Character Statistics

  • Reports total character count
  • Counts the number of lines
  • Detects and enumerates special characters (punctuation, whitespace, etc.)

Text Transformations

  • Converts text to uppercase, lowercase, or title case, as specified by the user

File and Directory Processing

  • Processes individual files or entire directories (batch mode)
  • Automatically skips non-text files when processing directories

Dual Output Formats

  • Outputs results as structured JSON for programmatic consumption
  • Generates concise, human-readable summaries for manual review

Example Output

JSON Output:

{
  "word_count": 120,
  "unique_words": 80,
  "word_frequencies": {"sample": 10, "text": 8, "processor": 5},
  "character_count": 950,
  "line_count": 22,
  "special_characters": {"!": 3, "?": 2}
}

Human-Readable Output:

Total Words: 120
Unique Words: 80
Most Frequent Words:
  sample: 10
  text: 8
  processor: 5

Character Count: 950
Line Count: 22
Special Characters: ! (3), ? (2)

Best Practices

When using or extending the Sample Text Processor, consider the following best practices:

  • Maintain Code Readability: Follow the clear and modular patterns demonstrated in the reference code to ensure maintainability.
  • Extend with Purpose: When adding features, maintain the separation between analysis and transformation logic for ease of testing and reusability.
  • Documentation: Adhere to the documentation standards shown—ensure all new features are well documented in the code and accompanying markdown files.
  • Testing: Implement unit tests for any new functionality to preserve reliability, especially if contributing back to the claude-skills repository.
  • Follow Output Conventions: Preserve the dual-format output paradigm to maximize compatibility with other tools and workflows.

Important Notes

  • Intended as a Template: The Sample Text Processor is not optimized for performance or large-scale data.
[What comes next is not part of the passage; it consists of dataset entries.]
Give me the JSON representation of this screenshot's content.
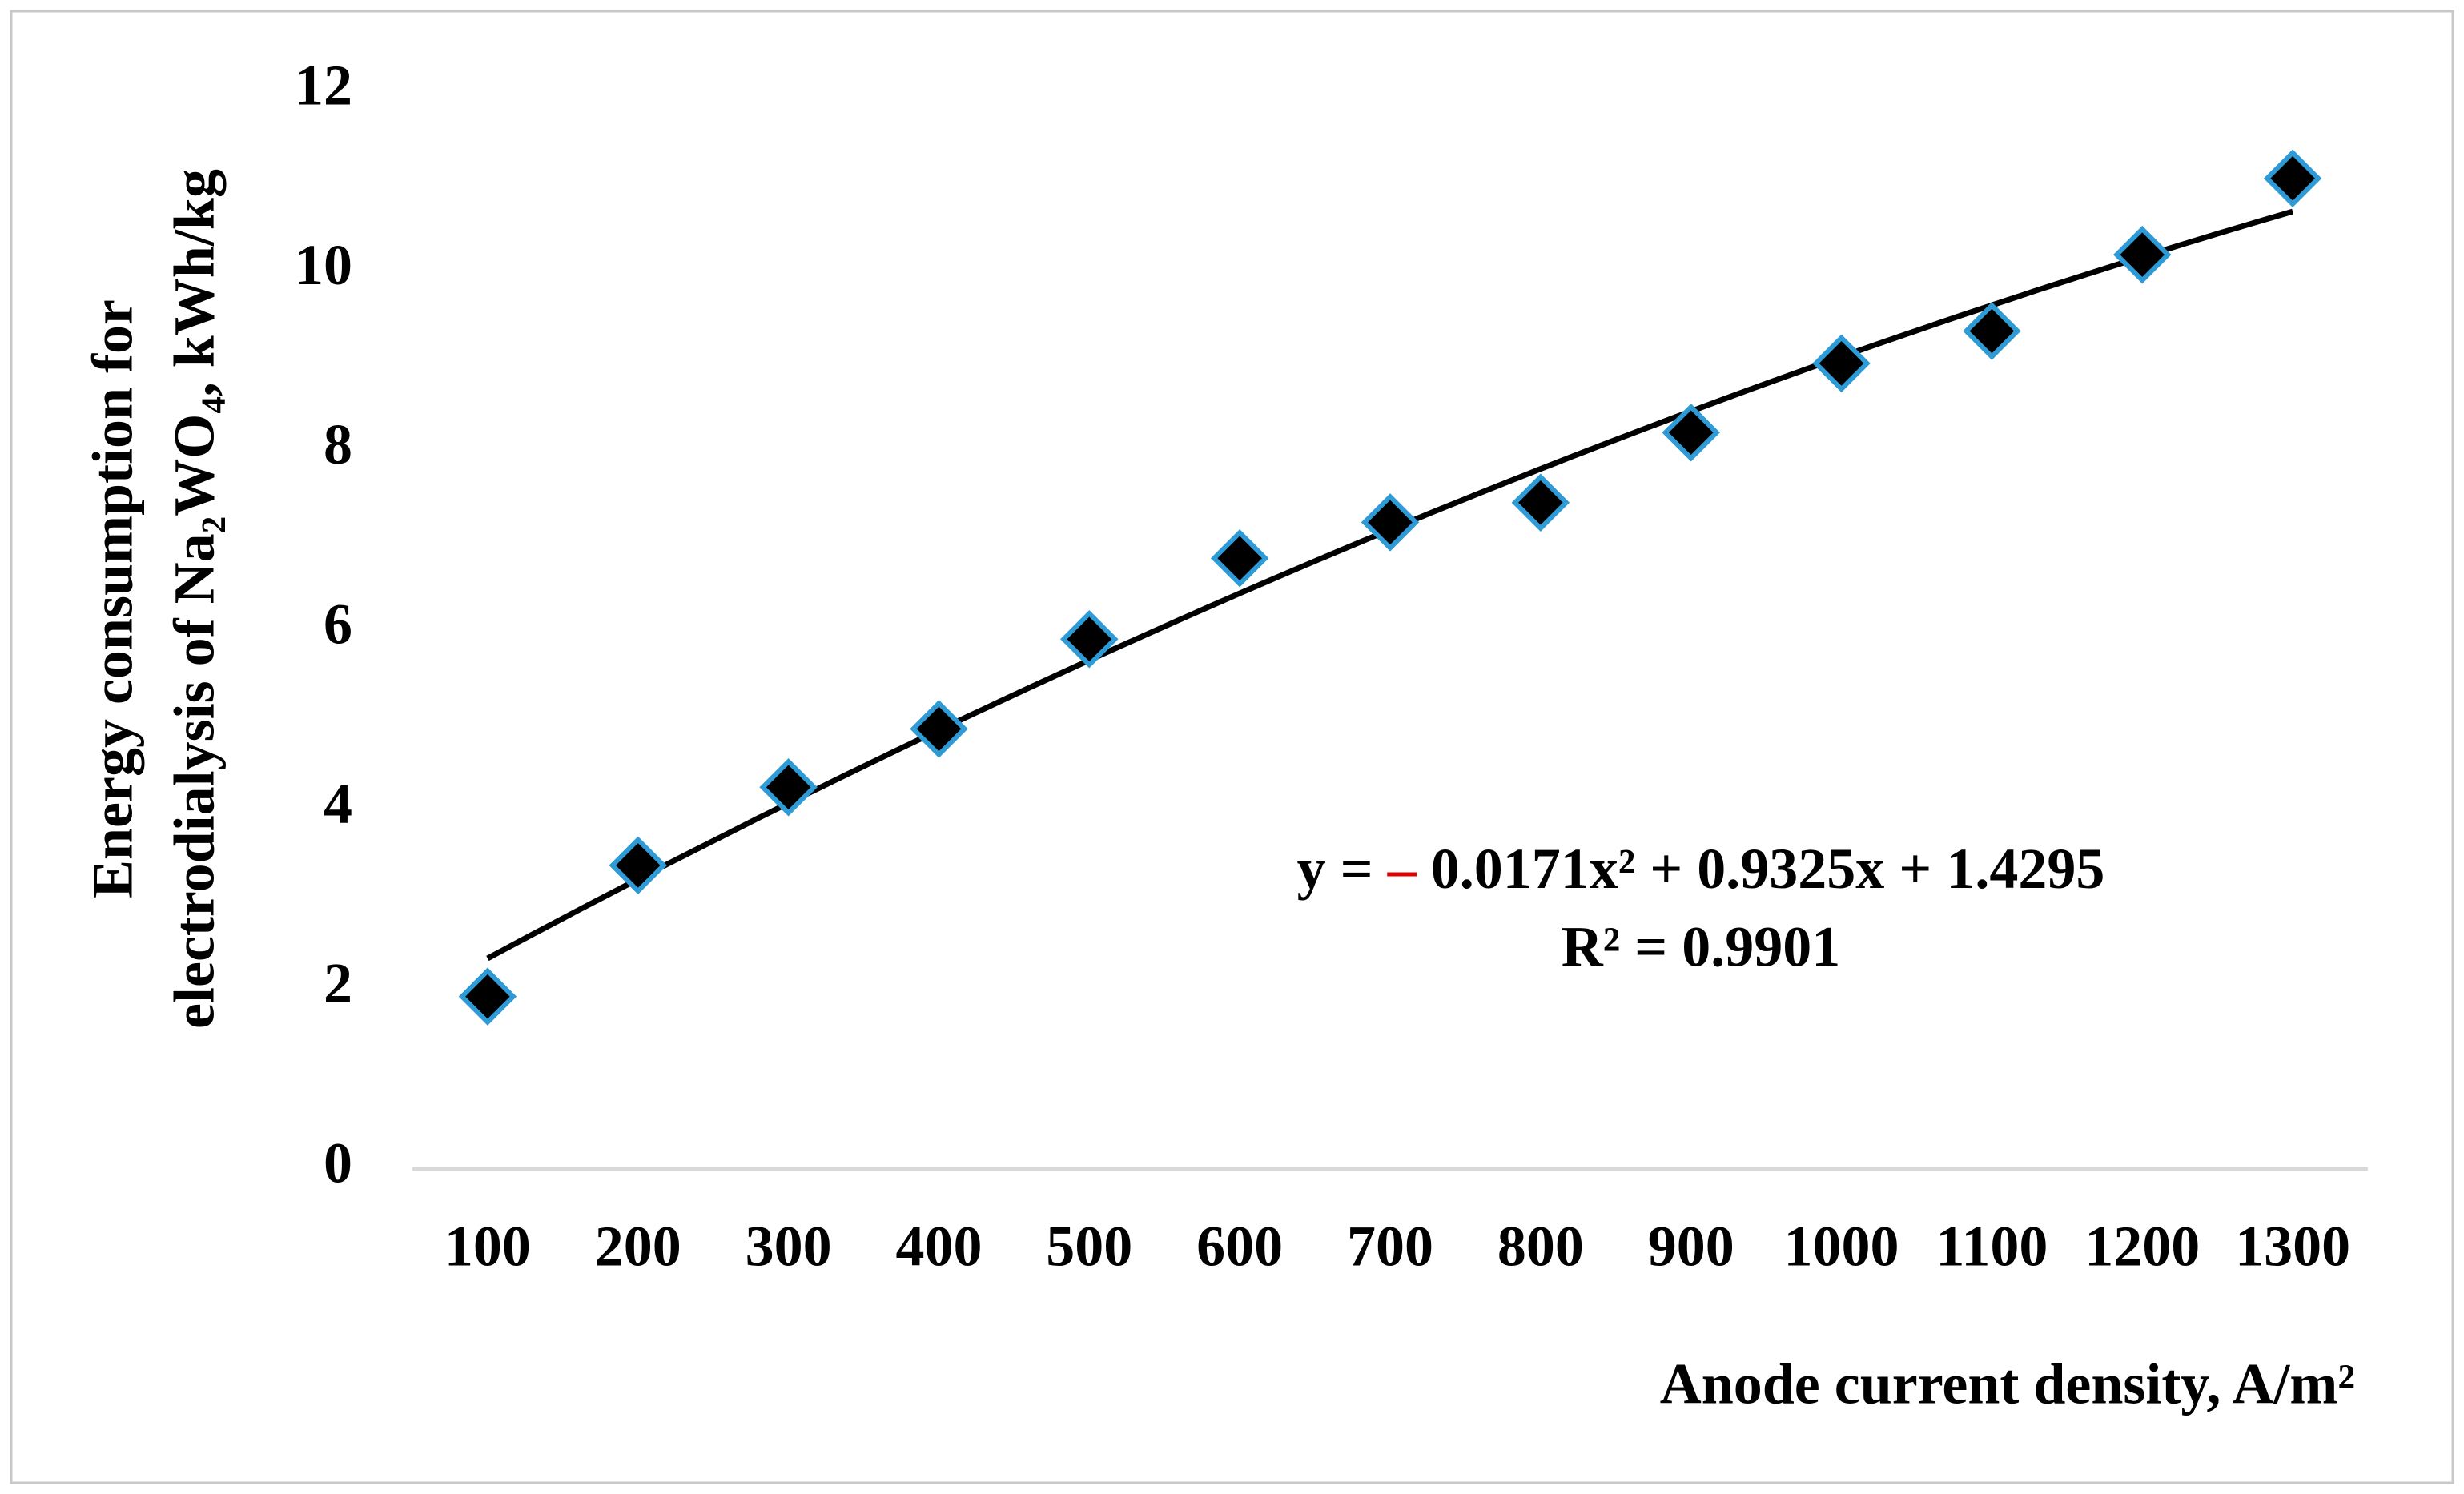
{
  "chart_data": {
    "type": "scatter",
    "y_label_lines": [
      "Energy consumption for",
      "electrodialysis of Na₂WO₄, kWh/kg"
    ],
    "x_label": "Anode current density, A/m²",
    "categories": [
      "100",
      "200",
      "300",
      "400",
      "500",
      "600",
      "700",
      "800",
      "900",
      "1000",
      "1100",
      "1200",
      "1300"
    ],
    "series": [
      {
        "color": "#000000",
        "edge_color": "#2e9bd6",
        "values": [
          1.92,
          3.38,
          4.25,
          4.9,
          5.9,
          6.8,
          7.2,
          7.42,
          8.2,
          8.97,
          9.33,
          10.18,
          11.03
        ]
      }
    ],
    "trendline": {
      "type": "poly2",
      "coefficients": [
        -0.0171,
        0.9325,
        1.4295
      ],
      "color": "#000000",
      "equation_parts": [
        "y = ",
        "–",
        " 0.0171x² + 0.9325x + 1.4295"
      ],
      "minus_color": "#e00000",
      "r_squared_label": "R² = 0.9901"
    },
    "ylim": [
      0,
      12
    ],
    "yticks": [
      0,
      2,
      4,
      6,
      8,
      10,
      12
    ],
    "grid": false
  }
}
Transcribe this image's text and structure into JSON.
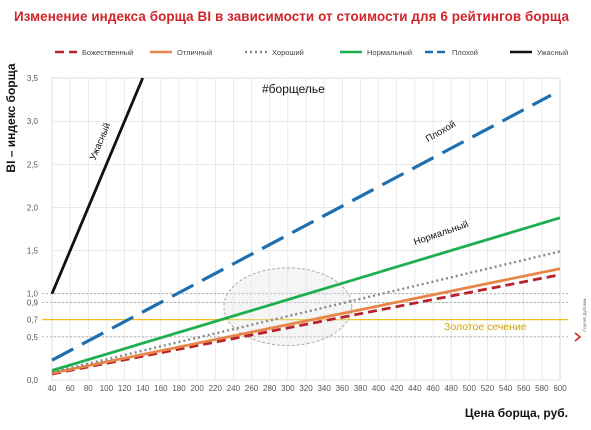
{
  "chart_data": {
    "type": "line",
    "title": "Изменение индекса борща BI в зависимости от стоимости для 6 рейтингов борща",
    "xlabel": "Цена борща, руб.",
    "ylabel": "BI – индекс борща",
    "xlim": [
      40,
      600
    ],
    "ylim": [
      0,
      3.5
    ],
    "x_ticks": [
      40,
      60,
      80,
      100,
      120,
      140,
      160,
      180,
      200,
      220,
      240,
      260,
      280,
      300,
      320,
      340,
      360,
      380,
      400,
      420,
      440,
      460,
      480,
      500,
      520,
      540,
      560,
      580,
      600
    ],
    "y_ticks": [
      {
        "value": 0.0,
        "label": "0,0"
      },
      {
        "value": 0.5,
        "label": "0,5"
      },
      {
        "value": 0.7,
        "label": "0,7"
      },
      {
        "value": 0.9,
        "label": "0,9"
      },
      {
        "value": 1.0,
        "label": "1,0"
      },
      {
        "value": 1.5,
        "label": "1,5"
      },
      {
        "value": 2.0,
        "label": "2,0"
      },
      {
        "value": 2.5,
        "label": "2,5"
      },
      {
        "value": 3.0,
        "label": "3,0"
      },
      {
        "value": 3.5,
        "label": "3,5"
      }
    ],
    "grid": true,
    "legend_position": "top",
    "series": [
      {
        "name": "Божественный",
        "color": "#b8222a",
        "style": "dashed",
        "x": [
          40,
          600
        ],
        "y": [
          0.07,
          1.22
        ]
      },
      {
        "name": "Отличный",
        "color": "#e8864a",
        "style": "solid",
        "x": [
          40,
          600
        ],
        "y": [
          0.08,
          1.29
        ]
      },
      {
        "name": "Хороший",
        "color": "#888888",
        "style": "dotted",
        "x": [
          40,
          600
        ],
        "y": [
          0.09,
          1.49
        ]
      },
      {
        "name": "Нормальный",
        "color": "#1fae4f",
        "style": "solid",
        "x": [
          40,
          600
        ],
        "y": [
          0.11,
          1.88
        ]
      },
      {
        "name": "Плохой",
        "color": "#1f6fae",
        "style": "longdash",
        "x": [
          40,
          590
        ],
        "y": [
          0.23,
          3.3
        ]
      },
      {
        "name": "Ужасный",
        "color": "#111111",
        "style": "solid",
        "x": [
          40,
          140
        ],
        "y": [
          1.0,
          3.5
        ]
      }
    ],
    "reference_lines": [
      {
        "value": 0.7,
        "label": "Золотое сечение",
        "color": "#f0c020"
      },
      {
        "value": 0.9,
        "color": "#999999"
      },
      {
        "value": 1.0,
        "color": "#999999"
      },
      {
        "value": 0.5,
        "color": "#999999"
      }
    ],
    "line_labels": [
      {
        "text": "Ужасный",
        "x": 96,
        "y": 2.75,
        "angle": -67
      },
      {
        "text": "Плохой",
        "x": 470,
        "y": 2.85,
        "angle": -30
      },
      {
        "text": "Нормальный",
        "x": 470,
        "y": 1.67,
        "angle": -19
      }
    ],
    "annotations": [
      {
        "text": "#борщелье",
        "x": 300,
        "y": 3.33
      },
      {
        "text": "Золотое сечение",
        "x": 487,
        "y": 0.62
      }
    ],
    "highlight_ellipse": {
      "cx": 300,
      "cy": 0.85,
      "rx": 64,
      "ry": 0.45
    },
    "signature": "Сергей Дубовик"
  }
}
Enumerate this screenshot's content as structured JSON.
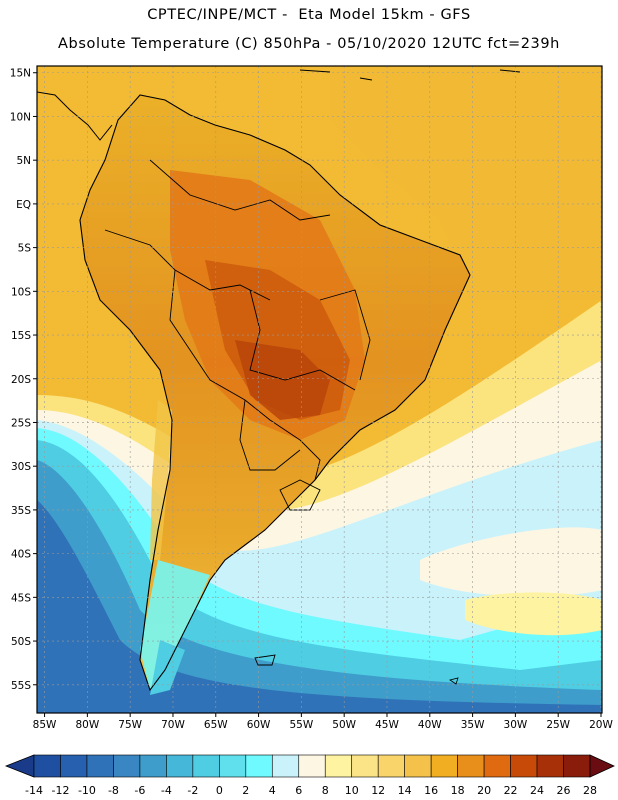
{
  "header": {
    "line1": "CPTEC/INPE/MCT -  Eta Model 15km - GFS",
    "line2": "Absolute Temperature (C) 850hPa - 05/10/2020 12UTC fct=239h"
  },
  "map": {
    "lat_labels": [
      "15N",
      "10N",
      "5N",
      "EQ",
      "5S",
      "10S",
      "15S",
      "20S",
      "25S",
      "30S",
      "35S",
      "40S",
      "45S",
      "50S",
      "55S"
    ],
    "lon_labels": [
      "85W",
      "80W",
      "75W",
      "70W",
      "65W",
      "60W",
      "55W",
      "50W",
      "45W",
      "40W",
      "35W",
      "30W",
      "25W",
      "20W"
    ],
    "extent": {
      "lon_min": -86,
      "lon_max": -20,
      "lat_min": -58,
      "lat_max": 16
    }
  },
  "legend": {
    "tick_labels": [
      "-14",
      "-12",
      "-10",
      "-8",
      "-6",
      "-4",
      "-2",
      "0",
      "2",
      "4",
      "6",
      "8",
      "10",
      "12",
      "14",
      "16",
      "18",
      "20",
      "22",
      "24",
      "26",
      "28"
    ],
    "colors": [
      "#1a3a8a",
      "#1e4fa0",
      "#2660ae",
      "#3072b8",
      "#3a86c2",
      "#3e9dcb",
      "#45b7d8",
      "#4fcde3",
      "#5fe0ec",
      "#6efaff",
      "#c9f2fb",
      "#fdf6e3",
      "#fdf3a0",
      "#fbe487",
      "#f8d46a",
      "#f4c24a",
      "#f1ae22",
      "#e88e1b",
      "#e06a10",
      "#c84a08",
      "#a83008",
      "#8a1c0c",
      "#6a0d12"
    ]
  }
}
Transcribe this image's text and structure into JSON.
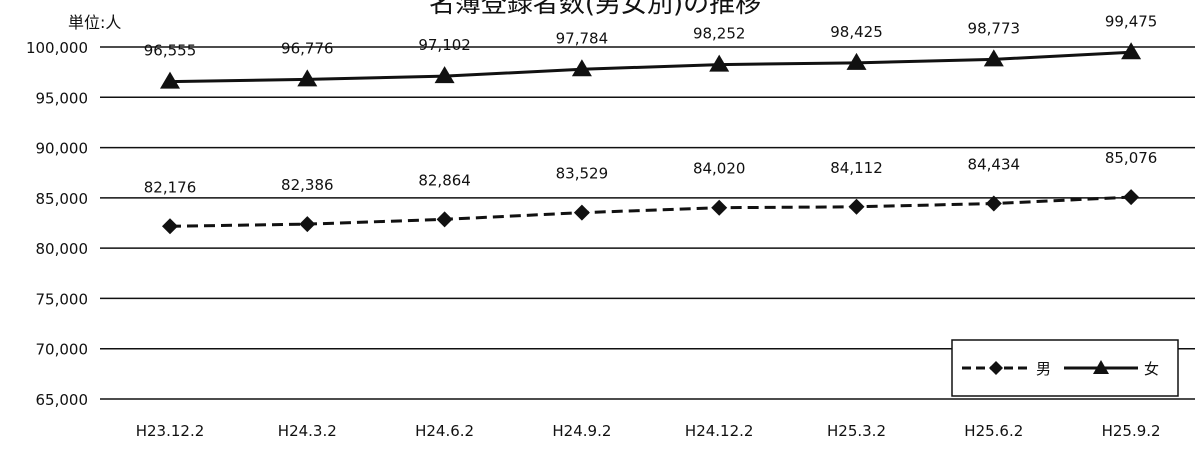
{
  "chart_data": {
    "type": "line",
    "title": "名簿登録者数(男女別)の推移",
    "unit_label": "単位:人",
    "categories": [
      "H23.12.2",
      "H24.3.2",
      "H24.6.2",
      "H24.9.2",
      "H24.12.2",
      "H25.3.2",
      "H25.6.2",
      "H25.9.2"
    ],
    "series": [
      {
        "name": "男",
        "values": [
          82176,
          82386,
          82864,
          83529,
          84020,
          84112,
          84434,
          85076
        ],
        "labels": [
          "82,176",
          "82,386",
          "82,864",
          "83,529",
          "84,020",
          "84,112",
          "84,434",
          "85,076"
        ],
        "line": "dashed",
        "marker": "diamond",
        "color": "#111111"
      },
      {
        "name": "女",
        "values": [
          96555,
          96776,
          97102,
          97784,
          98252,
          98425,
          98773,
          99475
        ],
        "labels": [
          "96,555",
          "96,776",
          "97,102",
          "97,784",
          "98,252",
          "98,425",
          "98,773",
          "99,475"
        ],
        "line": "solid",
        "marker": "triangle",
        "color": "#111111"
      }
    ],
    "ylim": [
      65000,
      100000
    ],
    "yticks": [
      65000,
      70000,
      75000,
      80000,
      85000,
      90000,
      95000,
      100000
    ],
    "ytick_labels": [
      "65,000",
      "70,000",
      "75,000",
      "80,000",
      "85,000",
      "90,000",
      "95,000",
      "100,000"
    ],
    "grid": true,
    "legend_position": "bottom-right"
  }
}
For heavy-duty processing, consider using or building on more advanced skills.
  • BASIC Tier Scope: The functionality is intentionally limited to meet the criteria for BASIC tier skills—future enhancements can be added carefully as needed.
  • Python Standard Library Only: No external dependencies are allowed. If you require advanced natural language processing, you may need to create a separate, higher-tier skill.
  • Repository Structure: When contributing, preserve the file and directory structure outlined in the reference implementation to maintain ecosystem consistency.
  • Skill Evolution: Monitor updates to the claude-skills guidelines, as best practices and interface requirements may evolve over time.

By leveraging and learning from the Sample Text Processor, developers can efficiently create robust, well-documented skills that integrate seamlessly with the claude-skills ecosystem.